В доме дяди Василия томилась бабушка. В темной спальне, среди сырых ковров и паласов, она качала железную колыбель и пела:

"Что в садочке на кленочке желта роза расцветала...".

Розовое, страшно малое, дремало в белом бутоне одеяльца.

Мухи ходили по откинутому тюлевому пологу.

Я сидела на цветастом покрывале чужой кровати.

– Хто тут есть живой? – к бабушке пришла Кума-колчанка, одетая в черное, как все колчанки, в по-особенному повязанном платке.

Грудь ее по колчанскому обычаю была завешена разноцветными бусами одни крупнее и ярче других. До самого впалого живота ниспадала стеклянная елочная гирлянда.

– Заходи, Ксен. Внученьку мою третью видала?

– Неть еще. Красотулячкя. Вся в бабю.

– Да иди ты еще! Она ихней породы – хомяковской.

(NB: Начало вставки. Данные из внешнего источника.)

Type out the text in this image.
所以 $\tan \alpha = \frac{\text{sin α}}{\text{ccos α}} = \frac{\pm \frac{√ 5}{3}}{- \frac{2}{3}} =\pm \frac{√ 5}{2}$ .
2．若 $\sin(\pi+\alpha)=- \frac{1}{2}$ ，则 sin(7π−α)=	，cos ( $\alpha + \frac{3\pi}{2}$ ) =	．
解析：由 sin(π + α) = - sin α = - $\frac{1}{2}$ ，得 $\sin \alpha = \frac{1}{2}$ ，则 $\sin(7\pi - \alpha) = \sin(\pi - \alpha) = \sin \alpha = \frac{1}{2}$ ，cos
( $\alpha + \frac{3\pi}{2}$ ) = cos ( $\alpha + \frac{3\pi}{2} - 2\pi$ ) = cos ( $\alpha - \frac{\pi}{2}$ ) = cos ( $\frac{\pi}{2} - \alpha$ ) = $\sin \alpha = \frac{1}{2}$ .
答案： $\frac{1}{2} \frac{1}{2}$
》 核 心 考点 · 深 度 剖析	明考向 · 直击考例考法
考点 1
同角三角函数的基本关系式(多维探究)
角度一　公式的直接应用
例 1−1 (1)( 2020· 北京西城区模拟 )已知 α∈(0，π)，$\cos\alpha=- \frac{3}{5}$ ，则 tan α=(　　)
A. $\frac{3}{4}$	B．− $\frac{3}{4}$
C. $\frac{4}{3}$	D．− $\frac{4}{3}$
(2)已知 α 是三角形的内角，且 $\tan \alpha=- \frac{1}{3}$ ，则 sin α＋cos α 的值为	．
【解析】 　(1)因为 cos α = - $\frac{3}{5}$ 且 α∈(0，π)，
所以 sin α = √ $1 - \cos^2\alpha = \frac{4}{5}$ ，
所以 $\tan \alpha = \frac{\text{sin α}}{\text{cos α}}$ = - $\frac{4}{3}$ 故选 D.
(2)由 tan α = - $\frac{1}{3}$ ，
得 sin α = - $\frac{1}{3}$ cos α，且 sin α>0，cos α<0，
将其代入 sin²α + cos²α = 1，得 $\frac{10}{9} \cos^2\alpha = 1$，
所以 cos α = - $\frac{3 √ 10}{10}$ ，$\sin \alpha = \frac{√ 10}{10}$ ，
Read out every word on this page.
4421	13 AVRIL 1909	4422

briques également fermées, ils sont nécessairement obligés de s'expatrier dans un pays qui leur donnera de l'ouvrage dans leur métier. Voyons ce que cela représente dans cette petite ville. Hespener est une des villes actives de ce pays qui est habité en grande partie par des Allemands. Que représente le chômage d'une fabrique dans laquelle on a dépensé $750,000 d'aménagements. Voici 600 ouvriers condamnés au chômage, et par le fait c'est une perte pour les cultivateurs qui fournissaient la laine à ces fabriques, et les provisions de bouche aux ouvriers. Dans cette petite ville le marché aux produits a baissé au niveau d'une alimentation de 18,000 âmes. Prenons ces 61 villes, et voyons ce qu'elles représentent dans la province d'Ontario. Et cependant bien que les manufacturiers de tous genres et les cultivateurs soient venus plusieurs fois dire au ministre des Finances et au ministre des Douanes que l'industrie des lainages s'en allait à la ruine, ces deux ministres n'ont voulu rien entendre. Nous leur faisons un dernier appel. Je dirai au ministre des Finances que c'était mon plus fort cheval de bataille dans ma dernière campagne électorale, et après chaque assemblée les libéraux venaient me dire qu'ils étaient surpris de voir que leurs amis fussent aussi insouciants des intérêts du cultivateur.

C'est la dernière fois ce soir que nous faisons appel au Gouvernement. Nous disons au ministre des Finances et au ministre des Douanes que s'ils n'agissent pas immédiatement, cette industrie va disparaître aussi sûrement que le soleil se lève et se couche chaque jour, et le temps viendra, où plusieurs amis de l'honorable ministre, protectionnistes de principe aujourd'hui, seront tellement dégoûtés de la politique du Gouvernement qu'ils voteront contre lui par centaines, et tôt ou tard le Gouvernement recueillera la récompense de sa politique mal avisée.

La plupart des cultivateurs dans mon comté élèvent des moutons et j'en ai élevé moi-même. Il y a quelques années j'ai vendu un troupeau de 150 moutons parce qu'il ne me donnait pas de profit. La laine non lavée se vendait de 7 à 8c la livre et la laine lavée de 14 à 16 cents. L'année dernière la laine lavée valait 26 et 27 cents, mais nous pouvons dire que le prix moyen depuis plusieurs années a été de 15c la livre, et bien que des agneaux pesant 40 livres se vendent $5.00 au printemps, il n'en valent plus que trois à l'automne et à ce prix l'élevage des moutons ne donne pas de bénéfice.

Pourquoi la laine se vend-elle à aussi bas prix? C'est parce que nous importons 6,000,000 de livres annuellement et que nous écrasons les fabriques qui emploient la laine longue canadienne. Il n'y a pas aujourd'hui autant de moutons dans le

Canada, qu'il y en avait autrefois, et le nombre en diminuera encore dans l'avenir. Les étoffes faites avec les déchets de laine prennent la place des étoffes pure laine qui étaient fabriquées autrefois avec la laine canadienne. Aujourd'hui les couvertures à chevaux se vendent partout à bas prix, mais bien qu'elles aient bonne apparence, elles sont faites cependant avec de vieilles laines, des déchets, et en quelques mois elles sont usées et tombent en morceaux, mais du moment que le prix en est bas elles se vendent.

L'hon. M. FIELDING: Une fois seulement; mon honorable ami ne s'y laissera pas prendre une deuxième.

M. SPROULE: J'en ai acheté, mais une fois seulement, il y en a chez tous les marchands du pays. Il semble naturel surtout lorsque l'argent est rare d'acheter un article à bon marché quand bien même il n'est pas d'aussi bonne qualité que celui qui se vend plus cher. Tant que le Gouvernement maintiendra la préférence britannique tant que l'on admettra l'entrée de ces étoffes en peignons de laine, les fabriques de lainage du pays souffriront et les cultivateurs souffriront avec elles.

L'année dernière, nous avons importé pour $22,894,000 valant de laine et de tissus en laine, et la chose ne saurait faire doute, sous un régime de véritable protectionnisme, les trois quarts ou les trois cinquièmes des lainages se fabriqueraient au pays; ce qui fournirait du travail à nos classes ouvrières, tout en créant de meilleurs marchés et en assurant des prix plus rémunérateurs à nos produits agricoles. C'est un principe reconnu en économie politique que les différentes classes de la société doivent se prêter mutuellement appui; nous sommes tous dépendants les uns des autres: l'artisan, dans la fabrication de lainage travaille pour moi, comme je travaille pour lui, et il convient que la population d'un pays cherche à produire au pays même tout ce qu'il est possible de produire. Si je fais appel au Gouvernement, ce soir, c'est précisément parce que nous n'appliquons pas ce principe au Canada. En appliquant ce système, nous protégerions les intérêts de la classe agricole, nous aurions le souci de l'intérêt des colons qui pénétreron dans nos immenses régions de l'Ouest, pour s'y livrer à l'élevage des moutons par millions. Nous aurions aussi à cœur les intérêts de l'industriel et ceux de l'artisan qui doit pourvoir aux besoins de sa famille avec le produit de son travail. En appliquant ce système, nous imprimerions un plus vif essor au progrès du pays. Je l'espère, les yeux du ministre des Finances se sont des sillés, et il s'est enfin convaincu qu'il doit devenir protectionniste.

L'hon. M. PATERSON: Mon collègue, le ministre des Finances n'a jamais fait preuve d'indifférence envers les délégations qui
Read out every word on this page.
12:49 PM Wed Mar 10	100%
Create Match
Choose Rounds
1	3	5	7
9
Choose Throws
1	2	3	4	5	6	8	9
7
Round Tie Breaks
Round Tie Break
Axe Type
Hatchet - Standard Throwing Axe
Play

Появление Кумы-колчанки считалось в доме дяди Василия нехорошим знаком. Колчаны говорят не как все – сильнее всех своих соседей якают, будто издеваются, и смягчают все окончания, будто малые дети. "С колчанами водиться – страмотиться", "Они немуют, немтыри". "Как не люблю я Ксенцу привечать, – говорила бабушка, – припрется – и сидит, и сидит, никак ее не спроводишь".

– Дунь, а как же могиля-то Ивановя? – говорила Колчанка, и бусы ее валились в колыбельку.

– Как? Да так: все на кладбище поедут, а мы туда. Вот как.

– Такой домь бросиля, Дунь! Не сходиля б ты оттедя.

– Жалко дом, а то! Столько лет жили, все тама было. А как не сходить вот, прибавилось. Там, глядишь, и пойдут, и пойдут – какая мне теперь работа.

– А новый пасячник-тя, слыхаля, пареносить пасякю хочеть – поближе сюдя.

– Шмель-то – он дурак. Ленится он – далеко ему ездить, вот и дуракует. Погубит пчелу – да и...

– Пчеля-то анадся, а домь как же запустуеть – осерчаеть Ивань!

– Хватя! Что ему мертвому! Трясешь тут убранством своим – вон девчонка уже закряхтела, разбудили.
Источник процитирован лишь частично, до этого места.